Jagpal v. Immigration & Naturalization Service
This text of 13 F. App'x 701 (Jagpal v. Immigration & Naturalization Service) is published on Counsel Stack Legal Research, covering Court of Appeals for the Ninth Circuit primary law. Counsel Stack provides free access to over 12 million legal documents including statutes, case law, regulations, and constitutions.
Opinion
MEMORANDUM
We have jurisdiction under former 8 U. S.C. § 1105a(a), and we deny the petition.
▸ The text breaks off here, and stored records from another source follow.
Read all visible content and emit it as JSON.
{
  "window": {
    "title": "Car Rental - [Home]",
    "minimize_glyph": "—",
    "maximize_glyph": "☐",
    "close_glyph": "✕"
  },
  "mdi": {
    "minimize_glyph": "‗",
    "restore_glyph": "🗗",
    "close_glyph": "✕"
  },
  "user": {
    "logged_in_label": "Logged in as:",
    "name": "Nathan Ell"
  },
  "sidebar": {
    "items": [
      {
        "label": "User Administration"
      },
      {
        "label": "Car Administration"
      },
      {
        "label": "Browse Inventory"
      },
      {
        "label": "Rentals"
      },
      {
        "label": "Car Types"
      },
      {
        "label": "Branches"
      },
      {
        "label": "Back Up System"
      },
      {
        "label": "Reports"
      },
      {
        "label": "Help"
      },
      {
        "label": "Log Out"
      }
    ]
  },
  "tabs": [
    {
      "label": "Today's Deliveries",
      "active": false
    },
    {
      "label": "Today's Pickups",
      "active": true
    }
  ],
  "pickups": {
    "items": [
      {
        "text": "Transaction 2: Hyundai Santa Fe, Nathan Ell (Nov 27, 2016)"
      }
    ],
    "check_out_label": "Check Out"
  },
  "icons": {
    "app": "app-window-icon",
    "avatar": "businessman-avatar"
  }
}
Contrary to Petitioner’s argument, it was not the burden of the Immigration and Naturalization Service (“INS”) to establish that he had a reason for staying in India that contradicted his statements that he did not intend to abandon his permanent resident status.1 Further, Petitioner believed that the lawsuit against the tenants of his family’s property in India could go on indefinitely. Thus, Petitioner’s stated reason for his visits to India, to oversee that lawsuit, does not tend to show that, despite the duration of these visits, he did have a “continuous, uninterrupted intention” to return to the United States.2 The relevant intent was not Petitioner’s intent to return ultimately, but his intent to return to the United States within a relatively short period.3
Even if Petitioner’s reason for his visits to India did tend to show that he had a “continuous, uninterrupted intention” to return to the United States, there is substantial evidence to support the BIA’s determination that he abandoned his permanent resident status.4 Petitioner testified that his wife and son lived in the family home he inherited from his father and that he lived in this home when he was in India as well.5 And although Petitioner’s wife and child were free to visit the United States while her visa was pending, they did not accompany him when he did return to [703]*703the United States between 1989 and 1992. Additionally, Petitioner was not in the United States when he, his brothers, and their wives entered into a partnership agreement for them United States business of which Petitioner testified that he was an active part during his visits to India.6 That is even more probative in light of the fact that Petitioner’s income from the business dropped significantly from 1988 to 1990. Finally, Petitioner owned no property in the United States in his own name. Petitioner did testify that he and his brothers owned some property jointly, notwithstanding the lack of a deed in his name. Nonetheless, the fact that one brother transferred property to Petitioner, for no consideration, after exclusion proceedings were initiated diminishes the probative value of that testimony.7
We recognize that other evidence in the record tends to show that Petitioner did have a “continuous, uninterrupted intention” to return to the United States. However, this evidence does not compel the conclusion that Petitioner did not abandon his permanent resident status.8 As a result, the petition is DENIED.
This disposition is not appropriate for publication and may not be cited to or by the courts of this circuit except as may be provided by Ninth Circuit Rule 36-3.